Karen uses a first person, present tense frame around a past tense narrative that often sounds omniscient--a terrific risk that I love, getting omniscient effects out of a first person narrator, a gambit the novel shares with one of my favorites, The Great Gatsby. This approach is sometimes referred to as inference; it's the narrator taking on an omniscient mode as he or she infers what might have been going on in another character's head. If it works, the reader can actually forget it's a first person novel, and, even when the reader remembers who is telling the story, it can be satisfying to watch the writer making these choices, and speculate why, and how reliable the information given is meant to be. It adds a layer of complexity that provokes thought. From time to time, the narrator, daughter of protagonist Irini Doyle, steps in, reminding the reader of her presence, and gives glimpses of her method and reasons for writing this account of the one year, 1947, when her mother play played baseball for the Sweetwheat Sweethearts (named for their breakfast cereal sponsor). This quote will give a sense not only of the narrator's method and intent, but also of her delightful voice:
"The story I want to tell now is a story my mother told to me. It takes place in a time before I was born, a time I must work to imagine. When my mother told it to me, it was a very short story. I have been forced to compensate not only for its gentle outlook, but also for her spare narration.
"You would do well therefore to keep always in mind that this is a story told by two liars. It is possible, our fictional impulses being so opposite, that we may arrive together at something clear-eyed and straightforward, the way two negative numbers multiplied together produce a positive value. If this happens it will be by accident. It is not my intention. I will go so far as to say I would consider it a disappointment."

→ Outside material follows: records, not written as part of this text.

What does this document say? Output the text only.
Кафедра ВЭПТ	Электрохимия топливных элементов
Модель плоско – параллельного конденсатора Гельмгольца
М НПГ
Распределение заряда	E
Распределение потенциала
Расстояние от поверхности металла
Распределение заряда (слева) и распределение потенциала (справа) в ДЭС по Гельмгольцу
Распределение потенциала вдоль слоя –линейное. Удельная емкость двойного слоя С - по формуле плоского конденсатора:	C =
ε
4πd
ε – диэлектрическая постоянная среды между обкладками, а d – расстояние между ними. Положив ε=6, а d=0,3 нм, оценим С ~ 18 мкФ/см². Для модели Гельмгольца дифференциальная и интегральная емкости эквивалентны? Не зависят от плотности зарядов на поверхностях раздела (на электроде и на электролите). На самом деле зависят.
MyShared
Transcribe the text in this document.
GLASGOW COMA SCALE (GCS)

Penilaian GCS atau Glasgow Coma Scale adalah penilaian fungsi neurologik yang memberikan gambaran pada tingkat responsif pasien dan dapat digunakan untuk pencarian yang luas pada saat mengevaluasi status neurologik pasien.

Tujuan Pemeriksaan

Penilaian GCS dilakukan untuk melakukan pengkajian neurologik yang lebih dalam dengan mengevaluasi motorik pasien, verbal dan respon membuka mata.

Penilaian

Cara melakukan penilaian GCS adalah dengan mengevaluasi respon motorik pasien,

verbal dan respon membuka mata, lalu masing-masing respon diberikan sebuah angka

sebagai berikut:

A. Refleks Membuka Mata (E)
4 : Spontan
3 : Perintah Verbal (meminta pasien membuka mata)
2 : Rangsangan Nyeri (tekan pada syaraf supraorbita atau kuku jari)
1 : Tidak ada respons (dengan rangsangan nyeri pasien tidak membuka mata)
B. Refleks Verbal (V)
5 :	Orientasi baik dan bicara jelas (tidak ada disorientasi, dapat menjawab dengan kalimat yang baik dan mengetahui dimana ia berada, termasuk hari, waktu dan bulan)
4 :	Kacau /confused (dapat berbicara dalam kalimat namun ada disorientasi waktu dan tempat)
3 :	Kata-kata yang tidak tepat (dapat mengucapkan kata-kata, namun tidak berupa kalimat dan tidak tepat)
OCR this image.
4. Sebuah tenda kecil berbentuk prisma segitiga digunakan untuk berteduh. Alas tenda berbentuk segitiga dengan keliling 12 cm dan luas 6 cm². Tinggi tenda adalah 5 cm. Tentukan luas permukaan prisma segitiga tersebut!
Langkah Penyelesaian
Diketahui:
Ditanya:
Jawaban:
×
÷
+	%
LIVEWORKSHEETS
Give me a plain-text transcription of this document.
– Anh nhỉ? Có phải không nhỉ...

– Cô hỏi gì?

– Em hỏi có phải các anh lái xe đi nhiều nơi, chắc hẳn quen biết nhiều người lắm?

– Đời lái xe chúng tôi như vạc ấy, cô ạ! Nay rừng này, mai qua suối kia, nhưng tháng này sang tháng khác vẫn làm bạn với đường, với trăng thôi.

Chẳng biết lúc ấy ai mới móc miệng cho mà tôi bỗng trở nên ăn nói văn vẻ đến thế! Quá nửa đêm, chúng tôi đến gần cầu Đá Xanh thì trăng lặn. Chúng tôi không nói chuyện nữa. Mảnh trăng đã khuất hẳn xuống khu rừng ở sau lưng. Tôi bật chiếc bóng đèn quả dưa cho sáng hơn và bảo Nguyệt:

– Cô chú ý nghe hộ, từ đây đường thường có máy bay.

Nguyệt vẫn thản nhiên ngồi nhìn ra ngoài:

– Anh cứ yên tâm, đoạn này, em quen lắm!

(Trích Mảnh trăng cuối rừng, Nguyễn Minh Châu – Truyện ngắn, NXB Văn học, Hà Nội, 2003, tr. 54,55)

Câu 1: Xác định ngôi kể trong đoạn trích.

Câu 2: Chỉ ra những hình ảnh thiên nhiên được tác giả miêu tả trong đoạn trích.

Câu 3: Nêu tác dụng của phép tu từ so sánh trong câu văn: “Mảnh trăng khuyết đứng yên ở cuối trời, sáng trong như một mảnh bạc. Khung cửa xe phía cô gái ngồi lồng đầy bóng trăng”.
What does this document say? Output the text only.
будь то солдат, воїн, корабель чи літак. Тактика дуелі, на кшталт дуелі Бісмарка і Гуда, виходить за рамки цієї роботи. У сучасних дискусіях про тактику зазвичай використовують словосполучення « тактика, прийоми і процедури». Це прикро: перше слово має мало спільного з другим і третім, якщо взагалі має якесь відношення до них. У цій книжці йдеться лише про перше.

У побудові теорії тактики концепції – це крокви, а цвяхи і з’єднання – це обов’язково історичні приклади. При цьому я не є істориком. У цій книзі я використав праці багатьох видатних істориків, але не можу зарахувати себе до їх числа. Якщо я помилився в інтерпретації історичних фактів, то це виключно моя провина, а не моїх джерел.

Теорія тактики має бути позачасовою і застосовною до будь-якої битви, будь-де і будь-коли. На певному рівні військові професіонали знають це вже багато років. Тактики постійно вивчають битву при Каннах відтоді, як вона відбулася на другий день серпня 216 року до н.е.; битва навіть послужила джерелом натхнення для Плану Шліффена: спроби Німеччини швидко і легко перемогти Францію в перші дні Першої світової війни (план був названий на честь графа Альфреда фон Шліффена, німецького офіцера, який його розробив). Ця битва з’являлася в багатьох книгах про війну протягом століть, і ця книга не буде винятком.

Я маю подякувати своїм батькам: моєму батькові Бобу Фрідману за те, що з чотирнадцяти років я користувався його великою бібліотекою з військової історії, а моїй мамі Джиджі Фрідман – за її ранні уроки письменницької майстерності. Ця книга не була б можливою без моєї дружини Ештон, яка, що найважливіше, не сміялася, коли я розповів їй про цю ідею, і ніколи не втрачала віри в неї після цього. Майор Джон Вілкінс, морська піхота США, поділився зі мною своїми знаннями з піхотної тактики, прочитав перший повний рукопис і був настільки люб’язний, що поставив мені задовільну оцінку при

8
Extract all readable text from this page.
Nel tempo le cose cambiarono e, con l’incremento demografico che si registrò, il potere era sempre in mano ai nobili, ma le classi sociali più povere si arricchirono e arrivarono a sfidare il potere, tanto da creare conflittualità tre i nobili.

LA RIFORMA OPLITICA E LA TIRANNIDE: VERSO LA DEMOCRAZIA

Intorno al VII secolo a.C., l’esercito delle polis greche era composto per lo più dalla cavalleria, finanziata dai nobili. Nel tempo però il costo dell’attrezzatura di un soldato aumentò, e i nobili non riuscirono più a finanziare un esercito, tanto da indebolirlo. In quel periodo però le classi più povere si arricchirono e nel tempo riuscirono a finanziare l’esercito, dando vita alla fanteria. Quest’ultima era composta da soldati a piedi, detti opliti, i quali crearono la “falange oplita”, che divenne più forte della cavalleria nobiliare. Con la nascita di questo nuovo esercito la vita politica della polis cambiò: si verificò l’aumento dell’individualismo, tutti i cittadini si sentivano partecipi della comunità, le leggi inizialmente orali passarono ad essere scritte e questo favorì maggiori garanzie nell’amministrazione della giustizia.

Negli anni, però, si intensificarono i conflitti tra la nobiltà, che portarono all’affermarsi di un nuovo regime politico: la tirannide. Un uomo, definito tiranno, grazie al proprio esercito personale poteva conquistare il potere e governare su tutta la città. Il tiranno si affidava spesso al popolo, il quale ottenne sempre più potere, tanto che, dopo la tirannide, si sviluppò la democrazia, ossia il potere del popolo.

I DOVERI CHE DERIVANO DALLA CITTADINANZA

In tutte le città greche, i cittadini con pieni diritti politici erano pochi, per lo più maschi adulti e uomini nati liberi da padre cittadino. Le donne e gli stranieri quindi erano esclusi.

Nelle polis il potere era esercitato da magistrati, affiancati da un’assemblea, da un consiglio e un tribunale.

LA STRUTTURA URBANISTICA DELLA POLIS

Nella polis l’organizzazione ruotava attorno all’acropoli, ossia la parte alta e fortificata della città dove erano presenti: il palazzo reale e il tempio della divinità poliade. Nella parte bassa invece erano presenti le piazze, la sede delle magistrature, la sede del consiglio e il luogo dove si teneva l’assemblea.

That "I must work to imagine" also goes for the job of the writer, so there is a doubling effect of purpose and meaning here. Cognitive music, Harold Bloom calls it, and this is something I prize in fiction.
As for that delightful voice, it's everywhere evident; there's an abundance of wit and humor--I could turn to almost any page and find several examples of a writer at the top of her form. The moon, seen one night by Irini--but described for us, remember, by Irini's daughter--is "untouched by boots and nationalism, and made up only of poetry and metaphor and cold, reflected light." This begins a wonderful segment where the youthful, hopeful, aching-to-leave-her-small-town-but-devoted-to-her-father Irini, still looking up at the sky at night, is her daughter's launchpad for this passage: "The sky was brighter in 1947. This must be why our parents' songs are so celestial: 'Stardust," and ... "Shine On Harvest Moon," and so on and so on. In Magrit, where there were few houses and no street lights at all, the stars were crowded into every corner of the sky, thick as summer clover.... It is only us and only now, after all those centuries, finally drowning them into silence with our own innumerable lights."
Another character is described as a quiet woman, "but this was probably not so much a function of shyness as it was of lack of practice. She was an avid reader, which is almost the same thing as having friends." Irini's father, "Never drank liquor in the morning on a workday. It was a point of pride with him." It goes on like this, wry and sharp, throughout the novel.
One last thing to note: the baseball they play takes a back seat to the rest of life here; in fact, it might be more accurate to say that baseball takes the bed of the truck, it's that far in the background. This is not A League of Their Own. Rather, it's a daughter's account of her mother, long after her mother is dead, and an account of her mother's era, an attempt to explain both to herself in a satisfying way.
And the author's as well. Karen is on record with an interviewer as agreeing that the book's central question is, How did that generation, confronted with the Holocaust and the atomic bombing of two civilian targets, race riots, and lynchings, maintain a hopeful innocence about the world and humanity, while her own generation's "tendency toward despair, pessimism, and whining seems a more sensible reaction to the facts as they have been presented to us. But I very much admire the other [generation's] response."